Empresas não associam doenças à mineração
A palestrante comentou a falta de informação dos trabalhadores sobre os resíduos da substância e a conivência dos médicos com as empresas. “Os médicos não apresentam os exames aos trabalhadores, apesar de eles saberem a natureza dos seus problemas de saúde. Também tentamos entender a perspectiva da gerência das empresas, mas eles julgam não haver elo entre a atividade de mineração e as doenças dos trabalhadores. Dizem que as doenças dos mineradores estão relacionadas ao estilo de vida dos trabalhadores, como a grande ingestão de álcool e a proliferação da Aids. Temos casos de trabalhadores prejudicados e queremos usar essas provas contra as empresas”.
O físico Bruno Chareyron, também da Ejolt, destacou o papel da população no monitoramento do impacto radiológico das minas de urânio na Nigéria. O palestrante citou a exploração dos recursos na África fazendo uma comparação com os países europeus. “Desde o final dos anos 1960, mais de cem mil toneladas de urânio foram produzidas na Nigéria, enquanto na França foram extraídas 76 mil toneladas de 1946 a 2000”.
Chareyron citou uma missão desenvolvida em 2003 naquele país e lembrou que, ao desembarcarem, os equipamentos de monitoramento profissional foram confiscados pela polícia no aeroporto. Ele lembrou, ainda, da grande quantidade de sucata radioativa dispersa no país e a revenda desses produtos infectados. “Descobrimos em 2009 tubos usados sendo vendidos no mercado com grau de radiação 49 vezes acima do normal. Os tecidos que cobriam os tubos estavam 100 vezes mais contaminados”, denunciou. Ele falou também das outras formas de contaminação. “A água usada pela população tem um grau de contaminação maior do que o permitido pela OMS e os resíduos e a lama radioativa das minas são armazenadas a céu aberto. Tudo está contaminado e não é surpresa que a população esteja doente”.
Ao comentar a situação da mineração no Equador, Glória Chicaiza, da Acción Ecológica, disse que é do conhecimento de todos os impactos sociais e ambientais causados pelo extrativismo em grande escala. O modelo, segundo ela, toma rios, lagos, áreas protegidas e gera uma exploração de conflitos sociais. “Não importa para as empresas onde estão os minerais. O importante é a extração”. Chicaiza ainda falou do processo de criminalização de organizações que se posicionam contra o minério em países latino-americanos. “O processo de expansão territorial pelas transacionais é disputado pelas nacionais também. Há repressão às populações que se opõem a isso, com forças paramilitares vinculadas à mineração”.

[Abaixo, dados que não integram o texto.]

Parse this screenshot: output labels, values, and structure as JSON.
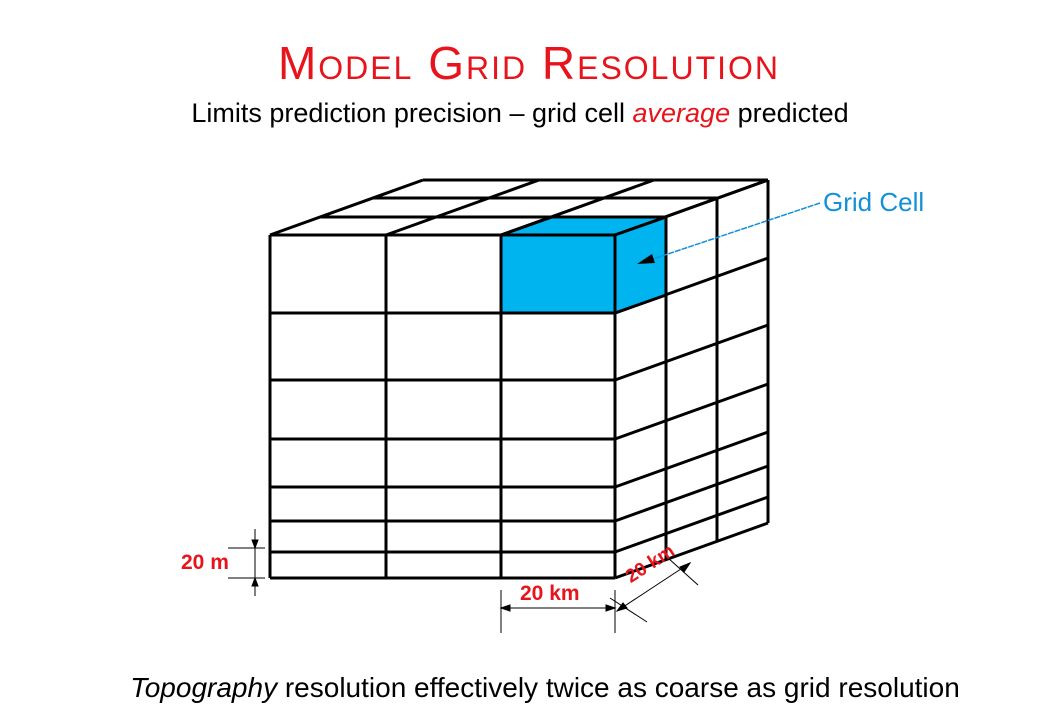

A legalização dos crimes ambientais
No final, Dragomira Raeva falou sobre os conflitos na Bulgária, comentando a ‘permissão’ concedida pelo governo do país para desmatamento por meio de novas leis ambientais. “Sofremos muito com o aumento da construção e da pressão nas áreas protegidas, além das zonas costeiras e florestas. Projetos de construção de rodovias e expansão de aeroportos vêm sendo promovidos pelo governo, que está buscando promover uma mudança na lei florestal para agradar a empresas de ski e promover o turismo. Esse é um exemplo de como um crime ambiental pode ser legalizado permitindo a destruição da natureza pela lei.